There are two other similar aggregation functions to count and dcount: countif and dcountif. These functions allow you to count the rows if the expression passed to it evaluates true. For example, we have many applications in our Microsoft Entra ID tenant. We want to be able to determine the number of access attempts per application, and we want to see how many occurred in the US region. You could accomplish this by running two separate queries, one for the total count and then another where you filter based on location. But with countif, you can accomplish this in one query and see the results side by side. Run the following query; your results should be similar to the output in Figure 2-12:

SigninLogs
| where TimeGenerated > ago(14d)
| summarize TotalCount = count(), USLogins=countif(Location == "US") by AppDisplayName
| sort by USLogins desc
FIGURE 2.12

FIGURE 2.12 Total logins per application and total US logins

This view is much easier to read than two separate queries. Those with a sharp eye will also notice that we combined two summarize aggregate functions. Like how we combined multiple data-filtering methods in Chapter 1, we can do some powerful things by combining those functions.

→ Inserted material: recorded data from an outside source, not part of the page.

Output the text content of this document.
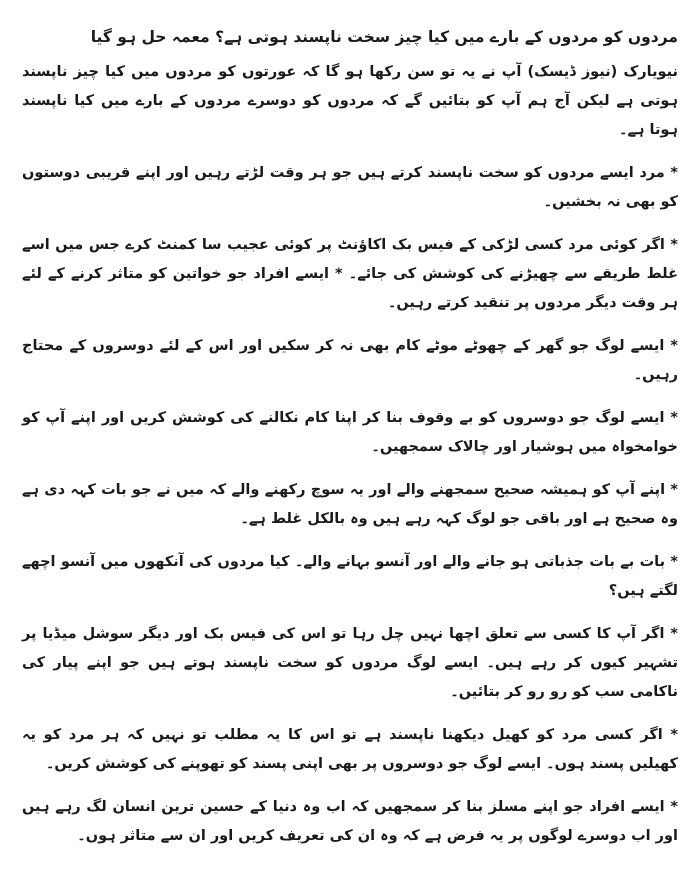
مردوں کو مردوں کے بارے میں کیا چیز سخت ناپسند ہوتی ہے؟ معمہ حل ہو گیا

نیویارک (نیوز ڈیسک) آپ نے یہ تو سن رکھا ہو گا کہ عورتوں کو مردوں میں کیا چیز ناپسند ہوتی ہے لیکن آج ہم آپ کو بتائیں گے کہ مردوں کو دوسرے مردوں کے بارے میں کیا ناپسند ہوتا ہے۔

* مرد ایسے مردوں کو سخت ناپسند کرتے ہیں جو ہر وقت لڑتے رہیں اور اپنے قریبی دوستوں کو بھی نہ بخشیں۔

* اگر کوئی مرد کسی لڑکی کے فیس بک اکاﺅنٹ پر کوئی عجیب سا کمنٹ کرے جس میں اسے غلط طریقے سے چھیڑنے کی کوشش کی جائے۔ * ایسے افراد جو خواتین کو متاثر کرنے کے لئے ہر وقت دیگر مردوں پر تنقید کرتے رہیں۔

* ایسے لوگ جو گھر کے چھوٹے موٹے کام بھی نہ کر سکیں اور اس کے لئے دوسروں کے محتاج رہیں۔

* ایسے لوگ جو دوسروں کو بے وقوف بنا کر اپنا کام نکالنے کی کوشش کریں اور اپنے آپ کو خوامخواہ میں ہوشیار اور چالاک سمجھیں۔

* اپنے آپ کو ہمیشہ صحیح سمجھنے والے اور یہ سوچ رکھنے والے کہ میں نے جو بات کہہ دی ہے وہ صحیح ہے اور باقی جو لوگ کہہ رہے ہیں وہ بالکل غلط ہے۔

* بات بے بات جذباتی ہو جانے والے اور آنسو بہانے والے۔ کیا مردوں کی آنکھوں میں آنسو اچھے لگتے ہیں؟

* اگر آپ کا کسی سے تعلق اچھا نہیں چل رہا تو اس کی فیس بک اور دیگر سوشل میڈیا پر تشہیر کیوں کر رہے ہیں۔ ایسے لوگ مردوں کو سخت ناپسند ہوتے ہیں جو اپنے پیار کی ناکامی سب کو رو رو کر بتائیں۔

* اگر کسی مرد کو کھیل دیکھنا ناپسند ہے تو اس کا یہ مطلب تو نہیں کہ ہر مرد کو یہ کھیلیں پسند ہوں۔ ایسے لوگ جو دوسروں پر بھی اپنی پسند کو تھوپنے کی کوشش کریں۔

* ایسے افراد جو اپنے مسلز بنا کر سمجھیں کہ اب وہ دنیا کے حسین ترین انسان لگ رہے ہیں اور اب دوسرے لوگوں پر یہ فرض ہے کہ وہ ان کی تعریف کریں اور ان سے متاثر ہوں۔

We highlight a few of those throughout this chapter.

Going a step further, how many unique user agents are using that application in that US region? Again, we could run separate queries like before, but combining them is much more useful, so we will use the dcountif() to only count the distinct rows that evaluate to true based on the expression. Run the following query; the output should be similar to Figure 2-13:

SigninLogs
| where TimeGenerated > ago(14d)
| summarize TotalCount = count(), USUserAgent=dcountif(UserAgent,
Location == "US") by AppDisplayName
| where USUserAgent > 0
| sort by USUserAgent desc
FIGURE 2.13

FIGURE 2.13 Total logins per application and by US access

The dcountif function evaluates the column you want to have the distinct count of when the expression is evaluated to true. In this example, we are looking for the unique number of user agents when the location is US. Next, we grouped them by application display name (AppDisplayName).

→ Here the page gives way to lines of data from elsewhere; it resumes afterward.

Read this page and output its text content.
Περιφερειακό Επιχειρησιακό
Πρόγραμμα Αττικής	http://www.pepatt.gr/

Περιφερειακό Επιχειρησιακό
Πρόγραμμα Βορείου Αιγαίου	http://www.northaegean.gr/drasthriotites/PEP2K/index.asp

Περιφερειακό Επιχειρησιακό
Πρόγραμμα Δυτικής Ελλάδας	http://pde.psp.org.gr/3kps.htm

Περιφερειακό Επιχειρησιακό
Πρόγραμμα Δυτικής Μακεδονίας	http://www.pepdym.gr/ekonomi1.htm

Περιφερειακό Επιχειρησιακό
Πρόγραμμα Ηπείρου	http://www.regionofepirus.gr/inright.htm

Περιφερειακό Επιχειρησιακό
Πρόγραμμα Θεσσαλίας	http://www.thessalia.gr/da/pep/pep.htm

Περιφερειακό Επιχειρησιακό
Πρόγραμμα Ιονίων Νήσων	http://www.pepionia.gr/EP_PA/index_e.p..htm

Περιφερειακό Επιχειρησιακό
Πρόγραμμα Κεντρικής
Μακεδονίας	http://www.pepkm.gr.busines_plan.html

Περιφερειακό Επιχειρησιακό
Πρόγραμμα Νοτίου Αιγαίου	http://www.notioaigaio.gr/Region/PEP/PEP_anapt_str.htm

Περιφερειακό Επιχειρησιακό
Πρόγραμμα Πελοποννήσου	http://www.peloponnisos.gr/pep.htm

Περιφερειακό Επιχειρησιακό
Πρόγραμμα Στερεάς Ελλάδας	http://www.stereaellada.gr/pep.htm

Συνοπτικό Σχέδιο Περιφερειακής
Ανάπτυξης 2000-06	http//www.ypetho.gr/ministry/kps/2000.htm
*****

You’ll also notice we then have another where operator after summarize. So far in this book, we have filtered first and then done something with the output. You can continue filtering your query to drill down to the data you are interested in. In this example, we then filter out all the results that don’t have a value and sort by descending order so the largest is at the top. Filtering and re-analyzing the data will be something we do repeatedly in the more advanced chapters of the book.

There is one last thing to know about dcount() and dcountif(). Earlier, we said that it provides an estimate of distinct values. If you need complete accuracy, you can use count_distinct() or count_distinctif(), which are limited to 100 million unique values. We are trading accuracy for speed because dcount() and dcountif() functions estimate based on the cardinality of the dataset. They are also less resource-intensive. If you only need an estimate, use dcount() or dcountif().